The squawking of the bright-green parrots outside the bedroom window on a summer’s morning may be as close as I ever come to a tropical vacation. But I’ve never lived with a stick nest the size of a Volkswagen around a nearby transformer, and haven’t had a power outage because of a bird- related fire.

The utility, whose New Haven headquarters is now the focus of animal-rights activists including the Darien-based Friends of Animals Inc. and other monk parakeet support groups in New York and Massachusetts, started the extermination program with no public notice.

Al Carbone, the utility’s public relations spokesman, in an uncomfortable quote, calls the UI/USDA death squads a “solution,” into which the utility was forced. Carbone said the crews started in West Haven and will focus on one town at a time as UI works to pull down 103 nests along the coast to Fairfield. But there’s anecdotal evidence that on days when protesters were looking for them, UI trucks drove down to the Lordship in Stratford to take care of business.
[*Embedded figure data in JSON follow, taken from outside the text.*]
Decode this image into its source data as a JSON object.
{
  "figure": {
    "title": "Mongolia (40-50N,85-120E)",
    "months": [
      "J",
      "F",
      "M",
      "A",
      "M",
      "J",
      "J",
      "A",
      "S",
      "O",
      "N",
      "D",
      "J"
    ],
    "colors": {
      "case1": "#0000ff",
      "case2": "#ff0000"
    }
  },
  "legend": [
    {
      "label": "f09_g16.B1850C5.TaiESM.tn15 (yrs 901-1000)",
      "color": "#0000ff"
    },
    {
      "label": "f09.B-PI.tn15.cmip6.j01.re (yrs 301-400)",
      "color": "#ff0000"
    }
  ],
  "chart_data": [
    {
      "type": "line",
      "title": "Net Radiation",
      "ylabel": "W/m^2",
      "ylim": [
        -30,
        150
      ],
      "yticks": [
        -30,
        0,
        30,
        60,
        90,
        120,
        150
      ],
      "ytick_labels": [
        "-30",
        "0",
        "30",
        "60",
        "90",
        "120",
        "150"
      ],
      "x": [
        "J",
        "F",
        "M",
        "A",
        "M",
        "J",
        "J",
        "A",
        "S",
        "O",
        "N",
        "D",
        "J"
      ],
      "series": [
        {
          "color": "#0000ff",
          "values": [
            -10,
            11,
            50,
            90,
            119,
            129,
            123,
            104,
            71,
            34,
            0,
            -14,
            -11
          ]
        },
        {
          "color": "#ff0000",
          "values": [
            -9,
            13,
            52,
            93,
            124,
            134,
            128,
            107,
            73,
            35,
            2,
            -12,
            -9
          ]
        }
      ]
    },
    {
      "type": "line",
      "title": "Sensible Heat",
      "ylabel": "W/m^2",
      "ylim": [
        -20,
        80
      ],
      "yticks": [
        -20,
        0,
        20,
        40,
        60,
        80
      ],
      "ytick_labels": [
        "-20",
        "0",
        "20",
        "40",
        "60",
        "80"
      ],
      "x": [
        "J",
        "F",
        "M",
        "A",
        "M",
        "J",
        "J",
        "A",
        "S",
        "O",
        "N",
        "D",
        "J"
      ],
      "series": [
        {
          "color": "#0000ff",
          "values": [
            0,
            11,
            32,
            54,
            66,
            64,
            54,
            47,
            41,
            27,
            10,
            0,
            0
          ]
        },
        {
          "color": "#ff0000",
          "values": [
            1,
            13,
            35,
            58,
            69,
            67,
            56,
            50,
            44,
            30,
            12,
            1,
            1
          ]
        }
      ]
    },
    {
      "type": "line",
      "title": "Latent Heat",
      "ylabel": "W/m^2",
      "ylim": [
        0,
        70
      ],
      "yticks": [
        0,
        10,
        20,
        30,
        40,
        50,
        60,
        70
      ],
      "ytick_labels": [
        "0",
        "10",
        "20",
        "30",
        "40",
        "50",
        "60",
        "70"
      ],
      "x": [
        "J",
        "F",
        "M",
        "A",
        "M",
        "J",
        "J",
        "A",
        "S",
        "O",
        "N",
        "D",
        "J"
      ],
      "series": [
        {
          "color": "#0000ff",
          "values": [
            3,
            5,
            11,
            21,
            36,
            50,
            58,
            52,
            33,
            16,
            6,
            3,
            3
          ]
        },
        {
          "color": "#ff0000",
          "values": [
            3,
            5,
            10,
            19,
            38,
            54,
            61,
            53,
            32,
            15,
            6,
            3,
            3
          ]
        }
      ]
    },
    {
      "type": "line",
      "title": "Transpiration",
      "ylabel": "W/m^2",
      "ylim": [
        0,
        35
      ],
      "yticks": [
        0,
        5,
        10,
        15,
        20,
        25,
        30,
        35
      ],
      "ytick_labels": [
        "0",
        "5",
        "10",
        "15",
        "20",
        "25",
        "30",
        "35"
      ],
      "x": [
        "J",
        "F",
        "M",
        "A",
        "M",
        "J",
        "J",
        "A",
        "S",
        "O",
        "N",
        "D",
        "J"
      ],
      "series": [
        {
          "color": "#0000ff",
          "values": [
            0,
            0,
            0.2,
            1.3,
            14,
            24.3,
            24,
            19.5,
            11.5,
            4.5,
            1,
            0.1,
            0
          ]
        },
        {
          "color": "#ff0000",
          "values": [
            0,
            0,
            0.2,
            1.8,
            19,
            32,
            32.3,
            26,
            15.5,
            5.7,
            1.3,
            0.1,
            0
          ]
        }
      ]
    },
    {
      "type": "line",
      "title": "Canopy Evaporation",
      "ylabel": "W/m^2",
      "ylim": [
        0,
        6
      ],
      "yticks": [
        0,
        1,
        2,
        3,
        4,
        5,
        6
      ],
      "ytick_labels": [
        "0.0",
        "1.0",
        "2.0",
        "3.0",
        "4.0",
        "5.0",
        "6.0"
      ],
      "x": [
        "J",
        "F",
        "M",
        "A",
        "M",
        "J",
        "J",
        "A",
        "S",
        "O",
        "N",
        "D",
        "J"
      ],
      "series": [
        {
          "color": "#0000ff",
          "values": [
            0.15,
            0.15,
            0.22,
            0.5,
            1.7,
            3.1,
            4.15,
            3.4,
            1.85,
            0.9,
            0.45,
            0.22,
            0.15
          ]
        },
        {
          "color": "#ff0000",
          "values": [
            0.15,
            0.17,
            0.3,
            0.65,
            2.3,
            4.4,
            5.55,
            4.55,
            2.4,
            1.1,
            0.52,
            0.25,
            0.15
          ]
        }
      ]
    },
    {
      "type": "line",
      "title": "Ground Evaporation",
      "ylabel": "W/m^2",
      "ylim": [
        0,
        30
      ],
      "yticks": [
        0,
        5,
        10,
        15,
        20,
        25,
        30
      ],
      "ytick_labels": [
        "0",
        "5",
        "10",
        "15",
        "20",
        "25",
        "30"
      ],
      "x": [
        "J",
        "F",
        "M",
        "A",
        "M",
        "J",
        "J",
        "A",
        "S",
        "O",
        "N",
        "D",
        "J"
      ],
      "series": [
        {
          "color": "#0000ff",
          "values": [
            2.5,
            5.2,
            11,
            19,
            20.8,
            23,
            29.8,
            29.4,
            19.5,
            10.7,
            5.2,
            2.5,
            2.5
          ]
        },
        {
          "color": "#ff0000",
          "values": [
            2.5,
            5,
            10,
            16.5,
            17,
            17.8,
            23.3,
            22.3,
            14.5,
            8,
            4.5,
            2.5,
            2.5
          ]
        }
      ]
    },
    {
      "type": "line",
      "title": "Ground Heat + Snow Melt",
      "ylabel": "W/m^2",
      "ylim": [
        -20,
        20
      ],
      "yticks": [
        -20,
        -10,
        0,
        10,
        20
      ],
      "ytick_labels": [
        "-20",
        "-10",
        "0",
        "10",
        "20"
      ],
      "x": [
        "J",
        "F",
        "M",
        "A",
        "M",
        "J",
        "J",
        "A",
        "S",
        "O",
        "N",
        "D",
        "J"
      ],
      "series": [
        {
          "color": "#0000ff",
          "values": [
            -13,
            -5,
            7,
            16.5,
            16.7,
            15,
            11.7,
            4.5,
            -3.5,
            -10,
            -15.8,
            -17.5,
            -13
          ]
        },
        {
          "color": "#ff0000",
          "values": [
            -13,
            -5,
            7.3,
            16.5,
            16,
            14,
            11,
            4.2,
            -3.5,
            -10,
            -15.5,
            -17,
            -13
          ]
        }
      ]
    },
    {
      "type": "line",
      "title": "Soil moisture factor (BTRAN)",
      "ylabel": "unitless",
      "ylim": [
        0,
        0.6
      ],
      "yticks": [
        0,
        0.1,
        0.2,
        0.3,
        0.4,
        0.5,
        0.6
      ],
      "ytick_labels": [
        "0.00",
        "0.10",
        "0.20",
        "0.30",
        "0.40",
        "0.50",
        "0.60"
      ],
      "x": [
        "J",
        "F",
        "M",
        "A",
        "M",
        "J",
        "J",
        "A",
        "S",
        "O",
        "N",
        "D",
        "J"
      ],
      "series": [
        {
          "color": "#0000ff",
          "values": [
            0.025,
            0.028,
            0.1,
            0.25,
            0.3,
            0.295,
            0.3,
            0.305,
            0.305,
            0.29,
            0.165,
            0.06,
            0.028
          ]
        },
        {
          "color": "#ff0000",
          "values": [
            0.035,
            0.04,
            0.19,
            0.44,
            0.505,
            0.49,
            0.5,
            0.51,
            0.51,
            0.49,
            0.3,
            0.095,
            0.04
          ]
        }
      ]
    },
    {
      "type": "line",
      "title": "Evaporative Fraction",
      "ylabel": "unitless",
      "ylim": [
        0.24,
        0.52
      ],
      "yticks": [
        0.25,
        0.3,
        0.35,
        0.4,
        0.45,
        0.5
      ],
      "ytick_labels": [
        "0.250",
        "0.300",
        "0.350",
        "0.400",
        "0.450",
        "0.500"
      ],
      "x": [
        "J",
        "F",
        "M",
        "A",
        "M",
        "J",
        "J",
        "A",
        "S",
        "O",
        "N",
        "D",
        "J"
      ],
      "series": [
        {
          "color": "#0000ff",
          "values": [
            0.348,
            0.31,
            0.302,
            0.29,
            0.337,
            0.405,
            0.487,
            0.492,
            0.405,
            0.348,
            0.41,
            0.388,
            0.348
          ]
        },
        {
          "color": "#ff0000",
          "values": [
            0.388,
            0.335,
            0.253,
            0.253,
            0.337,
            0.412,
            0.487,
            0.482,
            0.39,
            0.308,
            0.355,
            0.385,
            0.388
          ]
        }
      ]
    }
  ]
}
“It’s like a sneaky utility,” said Virginia Norko of Lordship. “If I knew they were coming, I’d go out there and throw rocks at the nests.” She recalled the recent night when four vehicles and a Stratford police patrol car went after birds on Third Avenue. “It’s the taxpayers paying for this and I don’t want to,” Norko said in a phone interview last week. It’s also the UI ratepayers’ money. Some activists are plotting a possible boycott of holiday lights to subtract from UI’s bottom line.

Enter Rep. Dick Roy, D-Milford, co-chairman of the Legislature’s Environment Committee, who’ll meet with Department of Environmental Protection officials and UI personnel this week. There, people may ask whether the solution to anything is death.

The compromise would be for UI to wake up and smell the PR, then call a news conference to announce an “initiative” to “delay” the program until spring. Then, they could change tactics, pull the nests down and let the birds fly elsewhere. Then, UI, banking their goodwill, could invest a little ratepayers’ money in keeping their utility poles clear of nests.

Once this parrot business gets settled, maybe we can tackle the 71,000 Connecticut children and 284,000 adults, who are without health insurance.

That would be a bird of a different color.